When the deposed Venezuelan leader Nicolás Maduro goes on trial in New York, he will be represented by an experienced lawyer who is no stranger to complex cases at the intersection of geopolitics and the law.
Maduro has tapped the services of Barry J. Pollack, a partner at Harris St. Laurent & Weschler LLP, a boutique law firm based in New York, where the authoritarian former leader and his wife face various charges, including narco-terrorism conspiracy. Maduro and his wife, Cilia Flores, pleaded not guilty at their first court appearance Monday, when Pollack was by the ousted president’s side.
Pollack previously represented WikiLeaks founder Julian Assange, steering the anti-secrecy activist’s legal strategy in the U.S. for more than a decade. Pollack helped secure a 2024 plea deal that led to Assange’s release from prison.
Assange pleaded guilty to one count of violating the Espionage Act for publishing classified military and diplomatic documents. He had been accused of conspiring to unlawfully obtain and release top-secret national defense information, and federal investigators said his leaks jeopardized national security.
Andy Birrell, the president of the National Association of Criminal Defense Lawyers, a group that Pollack once headed, told NBC News that his colleague’s experience representing an internationally controversial defendant like Assange was good preparation for the Maduro case.
“There’s always challenges in high-profile cases, but Barry’s a veteran,” Birrell said. “He’s done it before.”
Pollack did not immediately reply to an interview request for this article. In a brief exchange with an NBC News reporter after Maduro’s arraignment, Pollack said: “I think what President Maduro said in court speaks for itself.” Maduro, speaking through a translator in court, declared his innocence, claimed he was “kidnapped” and insisted he was still president of Venezuela.
In an interview with the legal publication Lawdragon published in early April, Pollack was asked what he found most fulfilling about his profession. In his response, Pollack said he felt fortunate to have formed a personal rapport with nearly every client he has represented.
“Typically, when I meet with a client, they are facing what may be the worst crisis that they have ever faced,” Pollack told Lawdragon. “At the end of the day, it’s no longer a stranger who I’m seeing get through to the other side of this terrible piece of their life. It’s somebody that I’ve come to know and respect.”

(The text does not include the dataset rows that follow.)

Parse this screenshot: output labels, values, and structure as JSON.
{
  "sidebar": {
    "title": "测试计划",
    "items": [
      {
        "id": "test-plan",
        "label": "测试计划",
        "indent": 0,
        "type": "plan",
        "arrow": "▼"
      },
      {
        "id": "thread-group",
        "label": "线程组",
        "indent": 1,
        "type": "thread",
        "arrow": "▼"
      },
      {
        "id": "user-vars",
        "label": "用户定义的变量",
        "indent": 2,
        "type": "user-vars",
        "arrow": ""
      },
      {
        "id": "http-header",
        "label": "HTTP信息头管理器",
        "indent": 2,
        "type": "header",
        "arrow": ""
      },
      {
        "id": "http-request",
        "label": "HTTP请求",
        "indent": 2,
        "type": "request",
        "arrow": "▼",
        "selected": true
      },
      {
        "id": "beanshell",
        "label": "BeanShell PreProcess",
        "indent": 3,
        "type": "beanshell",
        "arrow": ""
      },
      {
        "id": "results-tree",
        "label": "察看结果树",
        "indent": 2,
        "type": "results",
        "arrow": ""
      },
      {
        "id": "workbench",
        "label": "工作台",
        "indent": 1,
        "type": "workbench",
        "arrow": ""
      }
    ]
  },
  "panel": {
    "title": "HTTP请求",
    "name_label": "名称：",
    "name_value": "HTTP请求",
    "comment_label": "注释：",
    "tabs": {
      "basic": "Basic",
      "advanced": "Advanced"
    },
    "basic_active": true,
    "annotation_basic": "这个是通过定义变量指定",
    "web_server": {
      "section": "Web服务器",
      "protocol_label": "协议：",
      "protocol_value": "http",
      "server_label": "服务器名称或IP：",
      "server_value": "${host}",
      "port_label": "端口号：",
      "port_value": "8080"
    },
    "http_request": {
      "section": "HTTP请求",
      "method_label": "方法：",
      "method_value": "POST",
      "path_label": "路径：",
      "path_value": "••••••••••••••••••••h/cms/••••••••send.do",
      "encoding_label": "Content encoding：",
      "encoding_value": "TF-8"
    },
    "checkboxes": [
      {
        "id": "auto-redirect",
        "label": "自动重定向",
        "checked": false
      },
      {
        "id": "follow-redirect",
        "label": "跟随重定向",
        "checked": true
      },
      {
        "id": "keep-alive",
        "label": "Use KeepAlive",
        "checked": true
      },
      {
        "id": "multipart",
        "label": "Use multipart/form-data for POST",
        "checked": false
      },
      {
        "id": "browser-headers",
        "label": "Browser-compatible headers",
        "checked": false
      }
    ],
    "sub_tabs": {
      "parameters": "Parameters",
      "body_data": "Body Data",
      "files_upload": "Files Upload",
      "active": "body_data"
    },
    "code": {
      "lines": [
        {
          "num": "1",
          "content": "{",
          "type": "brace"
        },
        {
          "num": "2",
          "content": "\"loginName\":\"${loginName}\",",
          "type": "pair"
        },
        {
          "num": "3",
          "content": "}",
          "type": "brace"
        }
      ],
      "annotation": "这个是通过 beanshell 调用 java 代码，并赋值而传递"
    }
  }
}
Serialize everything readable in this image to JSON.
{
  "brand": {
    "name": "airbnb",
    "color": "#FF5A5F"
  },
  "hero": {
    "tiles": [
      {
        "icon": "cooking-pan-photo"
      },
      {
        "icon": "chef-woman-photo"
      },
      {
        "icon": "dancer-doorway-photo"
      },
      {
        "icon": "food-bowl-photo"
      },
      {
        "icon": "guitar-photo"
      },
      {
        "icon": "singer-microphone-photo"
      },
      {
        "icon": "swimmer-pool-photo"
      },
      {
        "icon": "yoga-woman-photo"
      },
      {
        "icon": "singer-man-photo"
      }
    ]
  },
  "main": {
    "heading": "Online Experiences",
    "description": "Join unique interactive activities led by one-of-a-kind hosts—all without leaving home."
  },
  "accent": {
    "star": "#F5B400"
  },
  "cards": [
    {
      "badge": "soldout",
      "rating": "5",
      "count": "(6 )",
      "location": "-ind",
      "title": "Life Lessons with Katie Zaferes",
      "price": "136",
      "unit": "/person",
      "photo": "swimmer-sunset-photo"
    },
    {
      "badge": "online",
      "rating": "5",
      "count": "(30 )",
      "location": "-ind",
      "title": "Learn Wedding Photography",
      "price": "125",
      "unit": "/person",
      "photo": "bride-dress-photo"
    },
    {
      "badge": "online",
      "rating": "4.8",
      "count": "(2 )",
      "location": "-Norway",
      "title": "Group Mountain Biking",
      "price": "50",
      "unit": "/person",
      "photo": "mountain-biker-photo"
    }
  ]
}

It was not immediately known what led Maduro to hire Pollack, a graduate of Indiana University and Georgetown University School of Law. (Flores is represented by a different attorney: Mark Donnelly, a veteran Houston prosecutor.)
“He doesn’t have to do anything he doesn’t want to do and doesn’t feel is the right thing to do,” Birrell said of Pollack. “Beyond that, I don’t know what his selection methods are. Whatever they are, I think President Maduro is going to be the beneficiary of them.”
Birrell said Pollack is known for being a “meticulous” and “unassuming” professional who understands how to clearly explain complex legal concepts and persuade juries.
“He’s a person that absolutely reeks credibility,” Birrell said. “I think that Barry’s a person who presents as someone who is trying to get at the truth and people like that, they respect that.”
C. Melissa Owen, the president-elect of the National Association of Criminal Defense Lawyers, agreed with that assessment, praising Pollack’s courtroom communication abilities.
“I would say he has Ivy League intellect with Midwestern sensibilities in terms of being able to communicate with the American public,” Owen said.
Pollack’s legal career spans more than 30 years, according to his firm’s website. In that time, according to the law firm guide Chambers USA, Pollack cultivated a reputation in elite legal circles as a “thorough and deep-thinking lawyer” who “lives, breathes and sleeps trials.”
Assange’s case was perhaps Pollack’s most notable foray into the national spotlight before Maduro enlisted him.
Assange and his website claimed responsibility for leaking classified U.S. military documents and videos from the U.S. wars in Iraq and Afghanistan, including video of an Apache helicopter attack in Baghdad that killed civilians. The disclosures drew wide attention and embarrassed the U.S. government.
In remarks to reporters after Assange’s release in 2024, Pollack argued that his client never should have been charged under the Espionage Act and framed the case as a test of free speech rights.
“He has suffered tremendously in his fight for free speech, for freedom of the press, and to ensure that the American public and the world community gets truthful and important newsworthy information,” Pollack said.
Pollack previously won a complete acquittal for Michael Krautz, a former Enron accountant who faced criminal fraud charges. The not guilty verdict for Krautz was hailed by Pollack’s firm as one of the few acquittals stemming from the various prosecutions that followed the collapse of Enron, one of the most spectacular business sagas of the early 2000s.
He also defended Martin Tankleff, a New York man who served 17 years in prison after having been wrongfully convicted of killing his parents as a teenager. Pollack managed to get those convictions reversed and all charges against him dismissed.
“I think he has skill sets from a lifetime of representation that makes him very well prepared for defending this type of case,” Owen said.